Le peuple libanais pourra-t-il un jour récupérer son argent volé ?

Les banques libanaises ont continué d’opérer, malgré leur incapacité à payer les déposants (AFP).
Les banques libanaises ont continué d’opérer, malgré leur incapacité à payer les déposants (AFP).
Short Url
Publié le Lundi 28 avril 2025

Le peuple libanais pourra-t-il un jour récupérer son argent volé ?

Le peuple libanais pourra-t-il un jour récupérer son argent volé ?
  • Un espoir timide a peut-être soulagé les Libanais, qui attendent depuis des années de pouvoir récupérer leurs dépôts bancaires bloqués
  • Si cette décision a soulagé les déposants, cela ne signifie pas qu'ils pourront simplement retirer jusqu'à 100 000 dollars de leur argent

Une commission parlementaire libanaise a proposé la semaine dernière un projet de loi stipulant la restructuration du secteur financier au Liban.

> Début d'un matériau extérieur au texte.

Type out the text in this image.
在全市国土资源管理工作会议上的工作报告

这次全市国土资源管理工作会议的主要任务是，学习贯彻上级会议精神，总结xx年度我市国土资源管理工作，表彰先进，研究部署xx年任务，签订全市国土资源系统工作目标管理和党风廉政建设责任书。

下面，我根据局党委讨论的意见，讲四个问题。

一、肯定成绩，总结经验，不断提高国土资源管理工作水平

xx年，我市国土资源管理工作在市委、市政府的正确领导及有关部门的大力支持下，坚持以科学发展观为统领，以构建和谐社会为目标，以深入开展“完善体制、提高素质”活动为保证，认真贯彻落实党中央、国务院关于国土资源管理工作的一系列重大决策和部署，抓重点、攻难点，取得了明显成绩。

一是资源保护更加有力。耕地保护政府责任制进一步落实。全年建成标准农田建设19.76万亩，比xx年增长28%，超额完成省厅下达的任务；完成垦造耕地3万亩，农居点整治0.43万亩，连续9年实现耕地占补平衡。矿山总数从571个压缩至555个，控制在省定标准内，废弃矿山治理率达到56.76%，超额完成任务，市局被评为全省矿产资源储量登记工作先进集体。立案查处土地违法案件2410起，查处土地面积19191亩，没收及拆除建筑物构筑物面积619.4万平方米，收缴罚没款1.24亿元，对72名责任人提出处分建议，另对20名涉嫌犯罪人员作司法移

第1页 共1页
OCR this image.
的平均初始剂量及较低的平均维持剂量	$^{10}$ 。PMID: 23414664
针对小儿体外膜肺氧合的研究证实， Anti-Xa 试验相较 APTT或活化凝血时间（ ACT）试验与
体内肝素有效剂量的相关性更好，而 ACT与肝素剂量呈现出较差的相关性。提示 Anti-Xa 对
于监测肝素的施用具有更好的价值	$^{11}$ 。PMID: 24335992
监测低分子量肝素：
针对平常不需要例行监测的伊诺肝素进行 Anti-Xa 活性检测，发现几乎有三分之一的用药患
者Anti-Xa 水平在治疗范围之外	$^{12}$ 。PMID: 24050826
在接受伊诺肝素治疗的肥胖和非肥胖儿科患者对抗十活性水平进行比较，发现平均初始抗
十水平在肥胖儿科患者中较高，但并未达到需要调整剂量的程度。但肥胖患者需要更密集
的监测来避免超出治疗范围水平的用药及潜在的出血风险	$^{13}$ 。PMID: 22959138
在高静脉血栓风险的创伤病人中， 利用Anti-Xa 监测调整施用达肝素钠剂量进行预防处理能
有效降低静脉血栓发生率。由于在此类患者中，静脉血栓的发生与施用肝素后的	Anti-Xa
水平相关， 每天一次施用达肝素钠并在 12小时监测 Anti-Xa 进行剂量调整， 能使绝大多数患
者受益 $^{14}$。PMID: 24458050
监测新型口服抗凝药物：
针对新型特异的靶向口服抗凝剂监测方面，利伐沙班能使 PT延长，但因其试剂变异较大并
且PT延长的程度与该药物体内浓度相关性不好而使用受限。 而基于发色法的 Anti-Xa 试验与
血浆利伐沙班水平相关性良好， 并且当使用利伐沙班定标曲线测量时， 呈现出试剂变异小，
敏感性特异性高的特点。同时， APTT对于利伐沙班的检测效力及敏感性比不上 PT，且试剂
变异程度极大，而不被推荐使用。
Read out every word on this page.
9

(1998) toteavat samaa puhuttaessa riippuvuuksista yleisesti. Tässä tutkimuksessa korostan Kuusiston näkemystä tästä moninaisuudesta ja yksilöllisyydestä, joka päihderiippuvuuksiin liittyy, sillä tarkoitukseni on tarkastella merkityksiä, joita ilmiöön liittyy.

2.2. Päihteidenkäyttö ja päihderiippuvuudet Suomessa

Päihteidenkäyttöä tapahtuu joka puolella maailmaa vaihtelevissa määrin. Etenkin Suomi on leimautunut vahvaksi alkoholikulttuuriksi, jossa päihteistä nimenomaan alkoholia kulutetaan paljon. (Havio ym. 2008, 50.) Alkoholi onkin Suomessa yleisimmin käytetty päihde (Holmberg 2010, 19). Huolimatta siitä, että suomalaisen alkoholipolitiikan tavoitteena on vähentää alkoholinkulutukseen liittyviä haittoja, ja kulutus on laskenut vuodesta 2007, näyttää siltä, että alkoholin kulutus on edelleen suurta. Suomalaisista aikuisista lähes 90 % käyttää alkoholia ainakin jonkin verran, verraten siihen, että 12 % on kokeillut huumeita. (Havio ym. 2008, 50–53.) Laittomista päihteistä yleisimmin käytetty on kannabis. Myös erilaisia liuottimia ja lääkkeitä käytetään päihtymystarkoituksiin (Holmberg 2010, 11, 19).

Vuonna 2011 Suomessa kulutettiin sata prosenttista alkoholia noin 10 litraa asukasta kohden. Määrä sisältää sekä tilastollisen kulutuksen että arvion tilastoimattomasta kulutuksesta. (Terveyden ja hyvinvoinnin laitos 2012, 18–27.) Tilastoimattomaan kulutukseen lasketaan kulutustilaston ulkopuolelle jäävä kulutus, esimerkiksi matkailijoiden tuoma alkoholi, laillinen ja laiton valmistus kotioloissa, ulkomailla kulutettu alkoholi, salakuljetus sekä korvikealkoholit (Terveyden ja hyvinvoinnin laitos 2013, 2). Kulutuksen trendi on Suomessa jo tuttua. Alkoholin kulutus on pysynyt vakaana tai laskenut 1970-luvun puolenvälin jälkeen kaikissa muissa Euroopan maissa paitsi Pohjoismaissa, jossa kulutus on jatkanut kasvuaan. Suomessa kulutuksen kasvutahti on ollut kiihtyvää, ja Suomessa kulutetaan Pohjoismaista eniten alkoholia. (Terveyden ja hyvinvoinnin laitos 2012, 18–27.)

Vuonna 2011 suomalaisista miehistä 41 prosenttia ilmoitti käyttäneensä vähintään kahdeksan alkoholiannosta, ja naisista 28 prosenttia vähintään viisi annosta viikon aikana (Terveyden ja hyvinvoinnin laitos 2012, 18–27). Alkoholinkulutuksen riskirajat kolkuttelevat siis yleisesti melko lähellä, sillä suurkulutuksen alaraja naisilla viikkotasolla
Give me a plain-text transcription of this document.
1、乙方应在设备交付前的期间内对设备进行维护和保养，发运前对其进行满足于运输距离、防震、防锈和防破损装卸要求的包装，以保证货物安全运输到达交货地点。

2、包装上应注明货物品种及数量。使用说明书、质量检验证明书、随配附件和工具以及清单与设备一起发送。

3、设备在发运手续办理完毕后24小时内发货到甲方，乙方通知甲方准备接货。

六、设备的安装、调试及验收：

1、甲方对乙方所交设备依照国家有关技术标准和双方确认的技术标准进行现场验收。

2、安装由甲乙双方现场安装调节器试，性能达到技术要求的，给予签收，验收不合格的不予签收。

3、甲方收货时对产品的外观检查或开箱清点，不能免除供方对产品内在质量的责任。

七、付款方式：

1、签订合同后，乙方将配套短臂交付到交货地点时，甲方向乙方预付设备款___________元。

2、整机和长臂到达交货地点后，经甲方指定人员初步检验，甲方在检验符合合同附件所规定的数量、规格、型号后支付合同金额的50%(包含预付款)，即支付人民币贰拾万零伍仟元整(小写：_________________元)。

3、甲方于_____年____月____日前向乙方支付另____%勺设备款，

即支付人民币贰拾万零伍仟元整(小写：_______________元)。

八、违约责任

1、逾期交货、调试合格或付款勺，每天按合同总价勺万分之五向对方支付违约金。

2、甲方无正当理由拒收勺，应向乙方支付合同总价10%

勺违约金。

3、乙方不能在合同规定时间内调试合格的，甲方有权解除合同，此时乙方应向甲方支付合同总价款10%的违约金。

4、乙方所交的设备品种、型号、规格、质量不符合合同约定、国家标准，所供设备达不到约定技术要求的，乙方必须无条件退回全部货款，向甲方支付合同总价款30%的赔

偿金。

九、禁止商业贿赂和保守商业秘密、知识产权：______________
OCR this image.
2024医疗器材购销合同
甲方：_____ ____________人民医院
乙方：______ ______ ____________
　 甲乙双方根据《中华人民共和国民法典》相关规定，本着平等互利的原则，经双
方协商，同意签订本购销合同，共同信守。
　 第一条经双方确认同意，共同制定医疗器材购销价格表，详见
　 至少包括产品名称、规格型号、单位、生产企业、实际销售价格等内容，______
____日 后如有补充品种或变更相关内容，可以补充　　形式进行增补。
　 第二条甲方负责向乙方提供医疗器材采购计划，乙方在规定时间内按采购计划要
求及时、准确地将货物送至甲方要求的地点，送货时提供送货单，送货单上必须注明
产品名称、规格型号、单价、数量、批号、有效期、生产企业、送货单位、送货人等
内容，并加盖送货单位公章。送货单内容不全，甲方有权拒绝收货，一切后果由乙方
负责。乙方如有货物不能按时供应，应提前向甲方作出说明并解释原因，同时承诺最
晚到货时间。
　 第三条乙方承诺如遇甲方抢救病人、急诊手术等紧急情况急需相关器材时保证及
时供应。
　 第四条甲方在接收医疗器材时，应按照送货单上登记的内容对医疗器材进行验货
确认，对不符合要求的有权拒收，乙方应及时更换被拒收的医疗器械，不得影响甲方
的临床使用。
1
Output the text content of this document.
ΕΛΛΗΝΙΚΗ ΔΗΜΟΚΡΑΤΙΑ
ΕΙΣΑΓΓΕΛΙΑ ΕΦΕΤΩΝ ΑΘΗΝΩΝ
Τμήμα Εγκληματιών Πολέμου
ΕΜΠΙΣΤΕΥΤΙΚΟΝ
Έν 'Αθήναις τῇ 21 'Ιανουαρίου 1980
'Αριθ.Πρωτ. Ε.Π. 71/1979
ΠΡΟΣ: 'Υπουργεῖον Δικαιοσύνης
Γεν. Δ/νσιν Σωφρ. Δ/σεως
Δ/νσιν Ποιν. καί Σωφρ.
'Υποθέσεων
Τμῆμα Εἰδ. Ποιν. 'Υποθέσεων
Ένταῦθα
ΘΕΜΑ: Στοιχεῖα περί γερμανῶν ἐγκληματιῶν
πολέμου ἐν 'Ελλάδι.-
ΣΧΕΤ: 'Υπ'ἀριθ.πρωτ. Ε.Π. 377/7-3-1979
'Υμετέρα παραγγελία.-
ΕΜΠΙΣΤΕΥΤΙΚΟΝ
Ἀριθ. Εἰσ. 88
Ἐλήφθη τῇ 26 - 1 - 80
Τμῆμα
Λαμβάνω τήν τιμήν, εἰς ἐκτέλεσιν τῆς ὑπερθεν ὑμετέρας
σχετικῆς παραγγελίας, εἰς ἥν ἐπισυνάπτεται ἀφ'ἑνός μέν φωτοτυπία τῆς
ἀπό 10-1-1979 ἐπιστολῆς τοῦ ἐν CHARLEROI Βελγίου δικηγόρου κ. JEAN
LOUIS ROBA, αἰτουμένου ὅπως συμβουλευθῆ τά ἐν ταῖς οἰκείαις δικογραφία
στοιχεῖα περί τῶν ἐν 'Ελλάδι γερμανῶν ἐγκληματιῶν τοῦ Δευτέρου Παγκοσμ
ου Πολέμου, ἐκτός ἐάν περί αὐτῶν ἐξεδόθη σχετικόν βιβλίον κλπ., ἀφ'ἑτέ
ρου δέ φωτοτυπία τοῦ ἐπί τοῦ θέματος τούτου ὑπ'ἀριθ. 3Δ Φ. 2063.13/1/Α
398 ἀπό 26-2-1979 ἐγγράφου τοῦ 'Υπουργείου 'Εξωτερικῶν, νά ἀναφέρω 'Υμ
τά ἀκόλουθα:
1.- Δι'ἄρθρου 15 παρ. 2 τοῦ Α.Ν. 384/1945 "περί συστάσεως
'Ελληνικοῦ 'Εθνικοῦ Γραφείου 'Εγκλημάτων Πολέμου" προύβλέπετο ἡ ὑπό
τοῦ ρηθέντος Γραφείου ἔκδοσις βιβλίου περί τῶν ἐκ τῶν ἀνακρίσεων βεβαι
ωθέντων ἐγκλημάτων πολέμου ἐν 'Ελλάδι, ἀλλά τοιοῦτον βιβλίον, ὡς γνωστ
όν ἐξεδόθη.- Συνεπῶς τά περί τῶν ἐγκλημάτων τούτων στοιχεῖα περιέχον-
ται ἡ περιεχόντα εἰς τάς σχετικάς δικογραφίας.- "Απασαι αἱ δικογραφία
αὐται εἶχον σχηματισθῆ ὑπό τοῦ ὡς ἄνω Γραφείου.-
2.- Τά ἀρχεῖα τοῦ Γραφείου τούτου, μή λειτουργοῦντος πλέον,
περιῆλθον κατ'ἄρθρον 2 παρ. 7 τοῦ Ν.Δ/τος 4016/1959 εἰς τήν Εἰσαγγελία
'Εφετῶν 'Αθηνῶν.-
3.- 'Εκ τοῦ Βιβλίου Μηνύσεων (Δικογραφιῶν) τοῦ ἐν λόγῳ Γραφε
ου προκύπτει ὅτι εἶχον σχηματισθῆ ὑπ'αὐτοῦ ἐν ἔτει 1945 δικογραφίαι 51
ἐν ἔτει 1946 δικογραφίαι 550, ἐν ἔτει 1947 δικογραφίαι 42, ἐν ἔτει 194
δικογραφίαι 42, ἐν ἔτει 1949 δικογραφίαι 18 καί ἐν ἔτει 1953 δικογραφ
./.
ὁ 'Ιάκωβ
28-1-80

Un espoir timide a peut-être soulagé les Libanais, qui attendent depuis des années de pouvoir récupérer leurs dépôts bancaires bloqués. Mais, une question persiste : cette réforme sera-t-elle enfin la clé pour qu'ils récupèrent leur argent ? L'incertitude demeure sans réponse.

En effet, la commission a révélé que 84% des déposants détiennent moins de 100 000 dollars sur leurs comptes. Face à ce constat, elle a proposé une solution : les sommes inférieures ou égales à 100 000 dollars resteraient préservées sur les comptes. En revanche, tout excédent serait transformé en un titre de créance, directement lié à l'État.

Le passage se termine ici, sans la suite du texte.